Some of these suggestions definitely show that not too many of us remember how it felt to be 20 years old and invincible.
When I was 21 I was in the police academy. I smoked at that time. Every day, we ran five miles. And like clockwork, my PT/fight instructors would dog me daily about smoking, to the point that one of them used to show me photos of diseased lungs and tell me how I was going to die a horrible death. And not a bit of it made a difference to me. I was 21, I was in great shape, I was still running a seven minute mile, and the fact that my instructors kept on my ass about smoking on a regular basis was a huge reason why I wouldn't quit, even though at the time I was probably down to about 5 cigarettes a day (that's all I had time for). All the horror stories about cancer, all the yelling, had the exact opposite effect on me than was intended, because I was a 21 year old hardhead, just like a LOT of 21 year old men. I don't know the OP or his brother, so I don't know what sort of relationship they have, but I know that if I was my 21 year old self and an older brother started getting in my face demanding that I do something, and showing me videos of motorcycle accidents, and putting his foot down and trying to drag me to someplace I didn't want to go, and wouldn't respect the fact that I'd already said "no" pretty clearly, we would eventually come to blows.

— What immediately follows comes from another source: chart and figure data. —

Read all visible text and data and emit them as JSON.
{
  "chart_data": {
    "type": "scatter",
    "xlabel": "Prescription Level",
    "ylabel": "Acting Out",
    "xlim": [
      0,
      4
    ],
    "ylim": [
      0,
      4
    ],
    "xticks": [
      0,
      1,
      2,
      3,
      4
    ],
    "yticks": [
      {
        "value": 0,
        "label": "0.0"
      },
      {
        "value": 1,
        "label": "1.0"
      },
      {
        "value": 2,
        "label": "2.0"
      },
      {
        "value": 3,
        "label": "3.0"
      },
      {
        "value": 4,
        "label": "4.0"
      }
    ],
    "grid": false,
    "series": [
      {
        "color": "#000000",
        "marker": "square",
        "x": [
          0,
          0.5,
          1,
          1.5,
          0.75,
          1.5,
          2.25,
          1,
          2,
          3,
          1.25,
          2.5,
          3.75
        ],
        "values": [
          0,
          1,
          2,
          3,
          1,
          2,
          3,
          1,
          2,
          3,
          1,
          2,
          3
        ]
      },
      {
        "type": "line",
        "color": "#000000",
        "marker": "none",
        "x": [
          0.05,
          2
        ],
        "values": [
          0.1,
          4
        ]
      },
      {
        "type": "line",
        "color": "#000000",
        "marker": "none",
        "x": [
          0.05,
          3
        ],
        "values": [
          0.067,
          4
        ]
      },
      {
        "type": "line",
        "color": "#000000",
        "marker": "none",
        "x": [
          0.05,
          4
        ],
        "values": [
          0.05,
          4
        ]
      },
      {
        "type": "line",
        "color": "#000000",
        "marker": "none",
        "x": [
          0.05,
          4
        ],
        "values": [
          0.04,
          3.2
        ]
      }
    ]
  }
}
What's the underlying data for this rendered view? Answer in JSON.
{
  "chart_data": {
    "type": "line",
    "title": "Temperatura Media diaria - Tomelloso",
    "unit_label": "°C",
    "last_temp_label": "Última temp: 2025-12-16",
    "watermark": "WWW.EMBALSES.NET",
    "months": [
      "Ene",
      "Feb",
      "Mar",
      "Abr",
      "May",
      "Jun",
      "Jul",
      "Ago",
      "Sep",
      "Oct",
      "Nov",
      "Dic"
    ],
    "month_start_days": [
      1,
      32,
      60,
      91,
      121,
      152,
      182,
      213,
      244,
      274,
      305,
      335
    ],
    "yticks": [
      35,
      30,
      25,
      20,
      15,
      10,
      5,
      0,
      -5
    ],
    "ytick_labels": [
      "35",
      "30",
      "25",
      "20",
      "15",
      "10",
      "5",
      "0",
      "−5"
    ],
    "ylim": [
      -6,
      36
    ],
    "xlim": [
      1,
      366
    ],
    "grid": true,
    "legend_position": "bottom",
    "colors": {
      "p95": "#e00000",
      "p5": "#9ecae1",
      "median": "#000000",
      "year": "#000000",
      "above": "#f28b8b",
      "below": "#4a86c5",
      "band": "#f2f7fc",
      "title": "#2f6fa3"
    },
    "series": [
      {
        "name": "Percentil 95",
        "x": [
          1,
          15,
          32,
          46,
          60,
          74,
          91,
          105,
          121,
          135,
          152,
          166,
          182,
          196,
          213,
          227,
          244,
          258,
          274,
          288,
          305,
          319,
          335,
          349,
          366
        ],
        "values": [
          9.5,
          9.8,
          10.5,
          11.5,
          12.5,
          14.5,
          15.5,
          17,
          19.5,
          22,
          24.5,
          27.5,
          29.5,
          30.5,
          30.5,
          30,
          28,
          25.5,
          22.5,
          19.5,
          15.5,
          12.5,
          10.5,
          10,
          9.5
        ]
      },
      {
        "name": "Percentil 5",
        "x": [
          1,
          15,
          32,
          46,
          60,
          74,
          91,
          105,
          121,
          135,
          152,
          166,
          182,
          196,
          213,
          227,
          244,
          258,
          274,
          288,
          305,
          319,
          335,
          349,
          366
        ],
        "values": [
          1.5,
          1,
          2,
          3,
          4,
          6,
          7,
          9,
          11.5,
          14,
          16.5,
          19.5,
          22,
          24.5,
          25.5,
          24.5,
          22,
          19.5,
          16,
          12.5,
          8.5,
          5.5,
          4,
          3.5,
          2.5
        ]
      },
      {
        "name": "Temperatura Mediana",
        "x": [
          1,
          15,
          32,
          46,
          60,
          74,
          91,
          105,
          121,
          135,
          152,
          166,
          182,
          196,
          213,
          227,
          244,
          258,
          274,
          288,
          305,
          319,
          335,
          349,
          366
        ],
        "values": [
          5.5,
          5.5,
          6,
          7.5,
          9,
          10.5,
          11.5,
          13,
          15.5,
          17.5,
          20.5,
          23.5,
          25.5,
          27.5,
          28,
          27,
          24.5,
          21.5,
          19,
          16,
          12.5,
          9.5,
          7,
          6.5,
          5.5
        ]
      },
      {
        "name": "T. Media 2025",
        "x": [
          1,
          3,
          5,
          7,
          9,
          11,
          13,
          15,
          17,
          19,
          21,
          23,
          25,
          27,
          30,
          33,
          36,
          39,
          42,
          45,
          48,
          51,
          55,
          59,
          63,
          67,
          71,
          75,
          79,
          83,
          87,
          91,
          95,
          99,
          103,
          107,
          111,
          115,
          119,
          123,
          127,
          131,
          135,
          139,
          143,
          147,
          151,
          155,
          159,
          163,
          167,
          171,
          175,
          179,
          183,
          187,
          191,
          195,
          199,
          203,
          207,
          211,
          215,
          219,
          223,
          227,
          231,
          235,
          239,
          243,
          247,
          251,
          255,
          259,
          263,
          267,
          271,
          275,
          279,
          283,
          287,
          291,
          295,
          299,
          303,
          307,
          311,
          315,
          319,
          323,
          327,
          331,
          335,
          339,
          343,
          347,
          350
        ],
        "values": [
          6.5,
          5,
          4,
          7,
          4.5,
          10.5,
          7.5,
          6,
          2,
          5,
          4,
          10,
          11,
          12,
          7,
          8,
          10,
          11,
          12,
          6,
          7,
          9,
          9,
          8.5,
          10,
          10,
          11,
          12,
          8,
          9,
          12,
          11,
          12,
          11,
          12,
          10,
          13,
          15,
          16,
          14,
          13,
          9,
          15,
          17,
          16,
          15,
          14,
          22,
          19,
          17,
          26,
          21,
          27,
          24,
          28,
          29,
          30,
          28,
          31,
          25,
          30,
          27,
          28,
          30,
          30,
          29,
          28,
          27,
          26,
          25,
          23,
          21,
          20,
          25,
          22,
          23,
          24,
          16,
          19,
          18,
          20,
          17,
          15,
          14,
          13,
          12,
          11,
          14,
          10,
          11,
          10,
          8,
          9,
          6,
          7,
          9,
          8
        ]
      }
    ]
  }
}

He's a 21 year old man, in site of what our current culture says. Maybe to most of us who are on the other side of 50, 21 is still a kid, but for the purposes of "fightin', screwin' or dyin'", he's a man. Treat him like one. Put your "older wiser brother" hat away for a little bit, sit down with him, man to man, and be honest with him. Tell him you've seen him ride, and he's not ready to ride on the roads yet based on your experience. Tell him you're concerned for him, because it's dangerous out there, even when you do have skills, and that he's in even more danger because he's not good enough yet. If he goes down that "well, you didn't take the course" road, then tell him you wish you had, and that you'll take it with him. And if he won't listen, then leave it be, unless you want to damage the relationship you have with your brother. Or worse yet, drive him to do something out if spite that he might not have done otherwise. Even when you're way over 21, being nagged about something repeatedly still isn't a good tactic. How many of you, when you hit fifty, started getting the "colonoscopy" speech from every family member/medical professional/concerned friend whose Dad died of colorectal cancer? And how many of you, even though you knew that colorectal cancer was the second deadliest cancer and kills about 270,000 people in the US a year (because people would quote those stats to you endlessly), would still keep putting off the colonoscopy? And would start rolling your eyes and making roto-rooter jokes every time someone brought it up?
"No matter where you go, there you are."